Ride, ride the very thought into the ground,
in the church of lost and found
the angels cry.

Ride, ride until the darkness closes in,
until the ravaged soul begins
to reflect the open skies.“

(David Sylvian)

 

To analyze and imitate music makes fun: music that I like the most, miss the most or that accompanied me for a long span of lifetime as part of a personal, biografical soundtrack. In the present I rarely listen to tracks or albums of David Sylvian exept they attract me as a kind of „re-entry“: recall, repeat, rework. The ghosts of my life then become wild again, so to speak.

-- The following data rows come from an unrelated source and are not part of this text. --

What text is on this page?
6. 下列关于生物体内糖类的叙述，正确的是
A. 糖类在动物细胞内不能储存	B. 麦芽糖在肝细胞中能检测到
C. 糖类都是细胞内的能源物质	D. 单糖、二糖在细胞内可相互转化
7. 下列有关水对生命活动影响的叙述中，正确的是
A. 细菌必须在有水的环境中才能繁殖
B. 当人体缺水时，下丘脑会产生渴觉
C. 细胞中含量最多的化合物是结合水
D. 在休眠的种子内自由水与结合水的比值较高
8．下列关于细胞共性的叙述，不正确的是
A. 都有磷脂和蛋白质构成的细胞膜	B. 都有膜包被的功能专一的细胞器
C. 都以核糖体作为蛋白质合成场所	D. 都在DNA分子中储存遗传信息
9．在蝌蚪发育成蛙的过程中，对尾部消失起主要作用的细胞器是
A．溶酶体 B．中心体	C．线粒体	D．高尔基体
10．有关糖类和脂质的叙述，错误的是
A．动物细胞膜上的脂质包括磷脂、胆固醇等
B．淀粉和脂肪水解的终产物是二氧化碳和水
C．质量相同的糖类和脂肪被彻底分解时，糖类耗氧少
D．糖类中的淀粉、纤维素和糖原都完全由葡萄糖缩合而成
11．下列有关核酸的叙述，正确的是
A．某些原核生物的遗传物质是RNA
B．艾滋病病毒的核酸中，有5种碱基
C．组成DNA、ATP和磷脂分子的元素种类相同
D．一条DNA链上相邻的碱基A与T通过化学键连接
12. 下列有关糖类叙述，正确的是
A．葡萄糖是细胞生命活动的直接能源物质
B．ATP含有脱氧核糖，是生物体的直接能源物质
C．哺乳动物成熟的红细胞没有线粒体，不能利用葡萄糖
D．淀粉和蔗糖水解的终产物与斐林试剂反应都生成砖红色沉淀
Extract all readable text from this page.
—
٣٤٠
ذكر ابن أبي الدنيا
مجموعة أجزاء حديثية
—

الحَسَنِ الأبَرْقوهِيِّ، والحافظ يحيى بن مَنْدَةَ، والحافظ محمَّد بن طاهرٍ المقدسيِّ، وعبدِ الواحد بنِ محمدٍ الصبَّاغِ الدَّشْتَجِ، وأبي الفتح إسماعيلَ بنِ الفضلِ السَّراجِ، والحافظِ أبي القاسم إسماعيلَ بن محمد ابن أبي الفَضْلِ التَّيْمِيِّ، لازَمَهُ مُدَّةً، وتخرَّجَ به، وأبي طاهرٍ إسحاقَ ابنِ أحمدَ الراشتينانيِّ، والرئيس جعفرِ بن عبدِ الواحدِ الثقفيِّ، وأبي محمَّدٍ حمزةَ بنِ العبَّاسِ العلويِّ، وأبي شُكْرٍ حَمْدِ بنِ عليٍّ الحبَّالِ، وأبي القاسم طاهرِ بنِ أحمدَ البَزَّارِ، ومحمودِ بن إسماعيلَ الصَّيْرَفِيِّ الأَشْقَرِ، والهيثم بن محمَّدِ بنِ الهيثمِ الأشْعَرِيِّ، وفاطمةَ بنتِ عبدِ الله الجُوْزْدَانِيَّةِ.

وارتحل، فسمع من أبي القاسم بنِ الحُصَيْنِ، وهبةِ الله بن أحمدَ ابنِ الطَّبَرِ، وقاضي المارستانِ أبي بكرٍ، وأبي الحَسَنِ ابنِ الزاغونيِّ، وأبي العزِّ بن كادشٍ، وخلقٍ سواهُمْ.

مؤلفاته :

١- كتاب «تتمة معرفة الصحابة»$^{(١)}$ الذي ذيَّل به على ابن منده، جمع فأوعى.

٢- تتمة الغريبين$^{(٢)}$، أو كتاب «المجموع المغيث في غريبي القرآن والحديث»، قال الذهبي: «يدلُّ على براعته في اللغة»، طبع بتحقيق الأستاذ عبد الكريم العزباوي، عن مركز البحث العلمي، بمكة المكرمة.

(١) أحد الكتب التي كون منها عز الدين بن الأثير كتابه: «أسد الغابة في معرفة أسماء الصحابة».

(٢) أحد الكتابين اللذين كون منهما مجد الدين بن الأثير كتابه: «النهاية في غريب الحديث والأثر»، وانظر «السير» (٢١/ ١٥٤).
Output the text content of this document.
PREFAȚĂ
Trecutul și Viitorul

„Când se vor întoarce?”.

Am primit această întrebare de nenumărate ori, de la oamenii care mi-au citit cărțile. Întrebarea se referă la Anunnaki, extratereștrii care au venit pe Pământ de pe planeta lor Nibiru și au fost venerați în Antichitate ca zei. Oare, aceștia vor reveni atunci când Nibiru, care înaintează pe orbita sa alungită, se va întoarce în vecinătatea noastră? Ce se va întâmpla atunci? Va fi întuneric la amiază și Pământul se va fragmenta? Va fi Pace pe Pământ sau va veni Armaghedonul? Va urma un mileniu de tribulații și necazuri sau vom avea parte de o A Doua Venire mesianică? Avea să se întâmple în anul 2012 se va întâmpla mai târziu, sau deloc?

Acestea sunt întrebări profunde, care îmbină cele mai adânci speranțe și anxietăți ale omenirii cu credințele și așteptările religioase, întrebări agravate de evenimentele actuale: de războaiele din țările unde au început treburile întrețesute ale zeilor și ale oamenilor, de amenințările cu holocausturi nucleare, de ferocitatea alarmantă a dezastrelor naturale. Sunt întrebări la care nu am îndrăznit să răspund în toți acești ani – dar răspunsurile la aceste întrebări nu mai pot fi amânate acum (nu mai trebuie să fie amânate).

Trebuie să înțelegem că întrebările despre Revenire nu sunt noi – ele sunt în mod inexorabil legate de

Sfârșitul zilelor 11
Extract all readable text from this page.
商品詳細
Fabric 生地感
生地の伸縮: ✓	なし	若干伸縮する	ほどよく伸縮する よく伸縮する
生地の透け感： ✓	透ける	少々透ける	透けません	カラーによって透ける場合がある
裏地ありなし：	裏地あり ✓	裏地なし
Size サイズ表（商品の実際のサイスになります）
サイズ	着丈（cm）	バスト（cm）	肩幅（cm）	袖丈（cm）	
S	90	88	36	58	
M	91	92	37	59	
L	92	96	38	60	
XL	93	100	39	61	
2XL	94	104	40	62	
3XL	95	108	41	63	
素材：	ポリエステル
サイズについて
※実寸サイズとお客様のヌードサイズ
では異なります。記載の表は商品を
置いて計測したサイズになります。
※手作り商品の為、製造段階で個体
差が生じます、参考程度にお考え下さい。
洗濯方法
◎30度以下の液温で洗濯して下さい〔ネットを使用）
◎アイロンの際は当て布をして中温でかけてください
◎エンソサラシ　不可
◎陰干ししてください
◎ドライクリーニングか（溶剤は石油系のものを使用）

Examining „Ride“ now after years of beeing addicted to it manically in times of Everything and Nothing reveals some compositional habits. Putting the Kapo on the second fret (means C Major sounds in D), playing the guitar (not necessarily a red one), starting with the chords F#m, E, C#m, B#m, C# running along the verse works all quite easily. When moving to the chorus something typical in many songs of this special artist happens: a surprising, unusual change into another tonality. This gives us the impression of stepping from one plateau to another, somehow simular to the music of canadian trumpet player Kenny Wheeler. „Silver Moon“ from Gone to Earth might as well fit into this pattern. In „Ride“ it perfectly emphases the uplifting from a depressive mood to some kind of relief. The key change goes from F# minor (verse) to A minor (chorus) which means: three semitone steps up. The chorus follows with Am, G, F, Em, Dm, Em, Dm, C … (Esus4/B). Here comes another typical element of Sylvian´s songs into play: the quality of his voice on one hand disguises and upgrades quite trivial chord progressions (time and again also spiced and saved from pure boredom by the fine drum work of Steve Janssen) and on the other hand connects the different plateaus with tricky and beautiful melodic guidance.